MinnDevelopment/discord-webhooks

[Question] How does the lib handle rate limits

Andre601 opened this issue · 3 comments

I'm curious to know how exactly this library handles rate limits. By that I mean the following questions:

  • How does it set/obtain rate limit information. Is it a hard-coded value it gets from somewhere in the lib itself? Is it retrieved from something like a response header from discord?
  • How exactly does it handle new requests when the current rate limit is used up? Simply queue them for future sending? Print warns?

I'm asking this because a software I use (A plugin) uses this library. And whenever there is a large number of text to be send through a webhook is the WebhookClient encountering 429 errors and prints those in the console:

errors

According to the dev, and from my own checks, is the library used as it should. A single WebhookClient instance is created and used for a single webhook without recreating it during the entire use.

What could be possible causes for this random issue?

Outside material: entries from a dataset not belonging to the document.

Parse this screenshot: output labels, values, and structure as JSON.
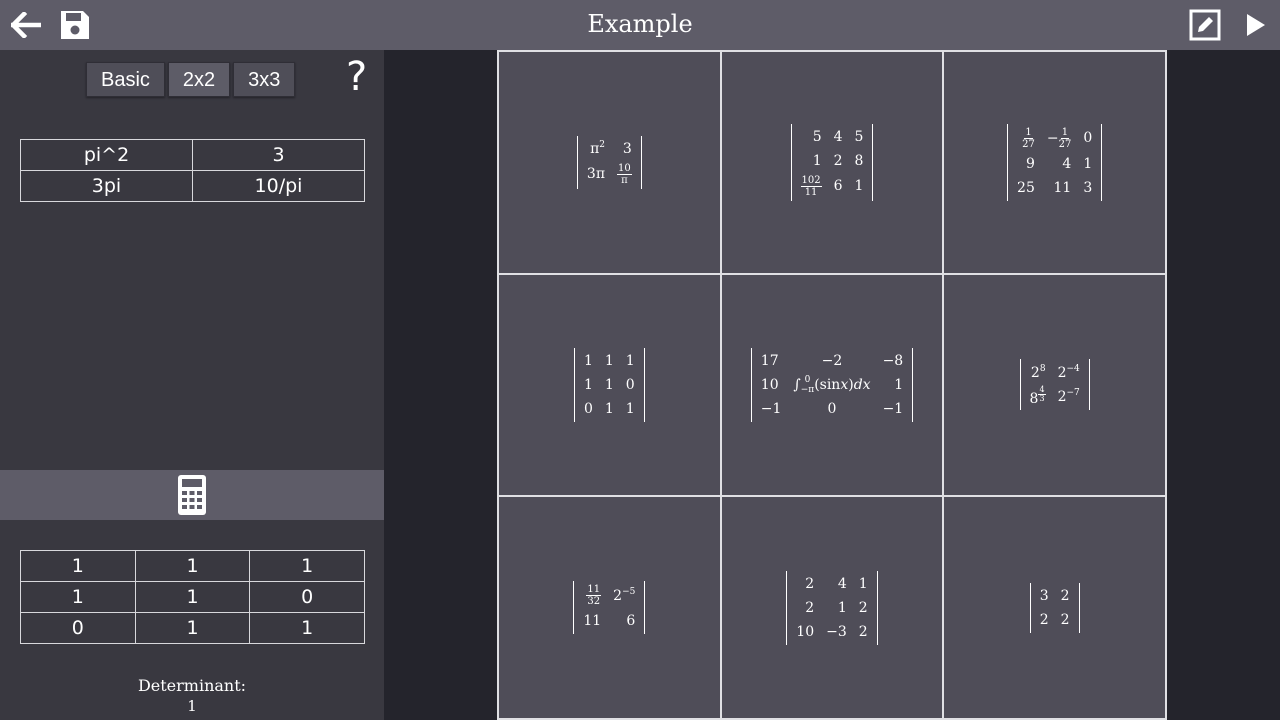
{
  "header": {
    "title": "Example"
  },
  "icons": {
    "back": "arrow-left-icon",
    "save": "save-icon",
    "edit": "edit-icon",
    "play": "play-icon",
    "help": "help-icon",
    "calc": "calculator-icon"
  },
  "mode_tabs": [
    "Basic",
    "2x2",
    "3x3"
  ],
  "help_label": "?",
  "input_matrix": [
    [
      "pi^2",
      "3"
    ],
    [
      "3pi",
      "10/pi"
    ]
  ],
  "result_matrix": [
    [
      "1",
      "1",
      "1"
    ],
    [
      "1",
      "1",
      "0"
    ],
    [
      "0",
      "1",
      "1"
    ]
  ],
  "determinant": {
    "label": "Determinant:",
    "value": "1"
  },
  "gallery": {
    "m1": {
      "r1": [
        "π2",
        "3"
      ],
      "r2": [
        "3π",
        "10/π"
      ]
    },
    "m2": {
      "r1": [
        "5",
        "4",
        "5"
      ],
      "r2": [
        "1",
        "2",
        "8"
      ],
      "r3": [
        "102/11",
        "6",
        "1"
      ]
    },
    "m3": {
      "r1": [
        "1/27",
        "−1/27",
        "0"
      ],
      "r2": [
        "9",
        "4",
        "1"
      ],
      "r3": [
        "25",
        "11",
        "3"
      ]
    },
    "m4": {
      "r1": [
        "1",
        "1",
        "1"
      ],
      "r2": [
        "1",
        "1",
        "0"
      ],
      "r3": [
        "0",
        "1",
        "1"
      ]
    },
    "m5": {
      "r1": [
        "17",
        "−2",
        "−8"
      ],
      "r2": [
        "10",
        "∫−π0 (sin x)dx",
        "1"
      ],
      "r3": [
        "−1",
        "0",
        "−1"
      ]
    },
    "m6": {
      "r1": [
        "28",
        "2−4"
      ],
      "r2": [
        "84/3",
        "2−7"
      ]
    },
    "m7": {
      "r1": [
        "11/32",
        "2−5"
      ],
      "r2": [
        "11",
        "6"
      ]
    },
    "m8": {
      "r1": [
        "2",
        "4",
        "1"
      ],
      "r2": [
        "2",
        "1",
        "2"
      ],
      "r3": [
        "10",
        "−3",
        "2"
      ]
    },
    "m9": {
      "r1": [
        "3",
        "2"
      ],
      "r2": [
        "2",
        "2"
      ]
    }
  }
}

Rate-Limits are handled here:

private synchronized void update0(Response response) throws IOException {
final long current = System.currentTimeMillis();
final boolean is429 = response.code() == RATE_LIMIT_CODE;
final String remainingHeader = response.header("X-RateLimit-Remaining");
final String limitHeader = response.header("X-RateLimit-Limit");
final String resetHeader = response.header("X-RateLimit-Reset-After");
if (is429) {
handleRatelimit(response, current);
return;
}
else if (remainingHeader == null || limitHeader == null || resetHeader == null) {
LOG.debug("Failed to update buckets due to missing headers in response with code: {} and headers: \n{}",
response.code(), response.headers());
return;
}
remainingUses = Integer.parseInt(remainingHeader);
limit = Integer.parseInt(limitHeader);
final long reset = (long) Math.ceil(Double.parseDouble(resetHeader)); // relative seconds
final long delay = reset * 1000;
resetTime = current + delay;
}

When a rate-limit is hit, the requests are scheduled here:

protected void backoffQueue() {
long delay = bucket.retryAfter();
if (delay > 0)
LOG.debug("Backing off queue for {}", delay);
pool.schedule(this::drainQueue, delay, TimeUnit.MILLISECONDS);
}

This happens both on new requests and queued requests.

What you might be observing here is a sub-resource limit.

What you might be observing here is a sub-resource limit.

Sub-resource limit? Never heard of that before. Any way to prevent such an issue?

There is no way to prevent sub-resource limits. You just have to slow down requests.